Las cifras siguen siendo altas en comparación con las recomendaciones de los expertos
Países Bajos ha registrado su mayor desplome en el consumo de carne en los últimos 20 años, según datos recientemente publicados por Wageningen Social & Economic Research (WSER), en base a un estudio encargada por la organización de protección animal Wakker Dier.
Aún así, el consumo de carne sigue siendo alto en territorio holandés, con 74’4 kilogramos anuales en 2024, un descenso del 3% con respecto al año anterior. Es la primera vez que la cifra baja de los 75 kilogramos. Pese al descenso, los expertos instan a una mayor aceleración de la transición proteica.
Los investigadores tuvieron en cuenta datos sobre sacrificios de animales, importaciones y exportaciones para ofrecer una imagen del cambio gradual que se ha producido en las últimas dos décadas en Países Bajos.
La reducción del consumo de carne no ha sido lineal. En 2005, el consumo anual per cápita se situaba en 76’7 kilogramos, si bien subió a su máximo (79’2 kilogramos) en 2009. Desde entonces hasta la actualidad, ha descendido un 6%, pero se mantuvo estable en 2020 y 2021, volvió a bajar en 2022 y aumentó de nuevo en 2023.

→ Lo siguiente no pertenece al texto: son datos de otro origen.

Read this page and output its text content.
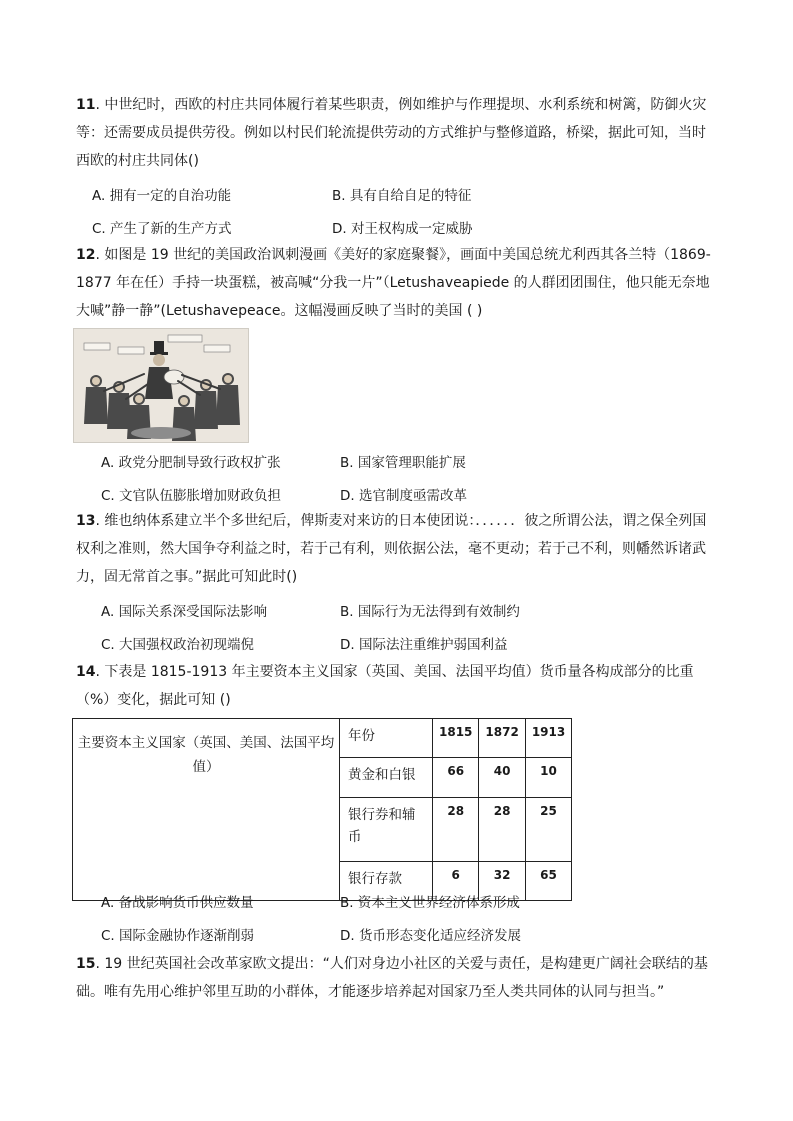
11. 中世纪时，西欧的村庄共同体履行着某些职责，例如维护与作理提坝、水利系统和树篱，防御火灾等：还需要成员提供劳役。例如以村民们轮流提供劳动的方式维护与整修道路，桥梁，据此可知，当时西欧的村庄共同体()

A. 拥有一定的自治功能	B. 具有自给自足的特征
C. 产生了新的生产方式	D. 对王权构成一定威胁

12. 如图是 19 世纪的美国政治讽刺漫画《美好的家庭聚餐》，画面中美国总统尤利西其各兰特（1869-1877 年在任）手持一块蛋糕，被高喊“分我一片”（Letushaveapiede 的人群团团围住，他只能无奈地大喊”静一静”(Letushavepeace。这幅漫画反映了当时的美国 ( )

A. 政党分肥制导致行政权扩张	B. 国家管理职能扩展
C. 文官队伍膨胀增加财政负担	D. 选官制度亟需改革

13. 维也纳体系建立半个多世纪后，俾斯麦对来访的日本使团说：．．．．．．彼之所谓公法，谓之保全列国权利之准则，然大国争夺利益之时，若于己有利，则依据公法，毫不更动；若于己不利，则幡然诉诸武力，固无常首之事。”据此可知此时()

A. 国际关系深受国际法影响	B. 国际行为无法得到有效制约
C. 大国强权政治初现端倪	D. 国际法注重维护弱国利益

14. 下表是 1815-1913 年主要资本主义国家（英国、美国、法国平均值）货币量各构成部分的比重（%）变化，据此可知 ()

主要资本主义国家（英国、美国、法国平均值）	年份	1815	1872	1913
	黄金和白银	66	40	10
	银行券和辅币	28	28	25
	银行存款	6	32	65
A. 备战影响货币供应数量	B. 资本主义世界经济体系形成
C. 国际金融协作逐渐削弱	D. 货币形态变化适应经济发展

15. 19 世纪英国社会改革家欧文提出：“人们对身边小社区的关爱与责任，是构建更广阔社会联结的基础。唯有先用心维护邻里互助的小群体，才能逐步培养起对国家乃至人类共同体的认同与担当。”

En términos prácticos, solo la mitad del peso en canal (peso de las partes comestibles del animal después del sacrificio, incluyendo los huesos) acaba en el plato de cada holandés de media cada año. Esto se traduce en unos 37 kilogramos, una cifra todavía superior al máximo de 16 kilogramos anuales (46 gramos diarios) que recomienda la Comisión Eat-Lancet en un patrón alimentario que podría salvar a 15 millones de personas de una muerte prematura. Esto implica que los ciudadanos y ciudadanas de Países Bajos todavía deberían reducir su consumo de carne al menos un 57% para cumplir con los objetivos de salud planetaria.
Menos carne roja
La carne de cerdo es la más consumida en Países Bajos, aunque los ciudadanos y ciudadanas comieron un kilo menos en 2024, la mayor caída en la proteína animal. La diferencia es menor en la carne de vaca, con un descenso de 300 gramos, mientras que el consumo de aves ha aumentado a 400 gramos.
La sustitución de la carne roja por carne blanca sigue las tendencias de otros países. Esta situación también es visible en el mercado, con una reducción en las ventas de carne de vaca y de cerdo y un aumento en las ventas de carne de aves. En conjunto, los holandeses consumen más de 650000 animales al año.
«El descenso del consumo de carne es lento, pero constante. En cada comida, podemos salvar a los animales de una vida miserable en la industria ganadera«, afirma Collin Molenaar, de Wakker Dier.
Estudios previos también han mostrado una tendencia a la baja en territorio holandés, donde las ventas de carne han descendido hasta un 16% en los últimos años. Los supermercados del país también se han comprometido a fomentar las proteínas vegetales, aunque las ventas de alternativas a la carne han caído un 7% con respecto al año pasado. Esta tendencia ha llevado a algunas empresas a producir alimentos con mezcla de proteína animal y vegetal, como leches y hamburguesas.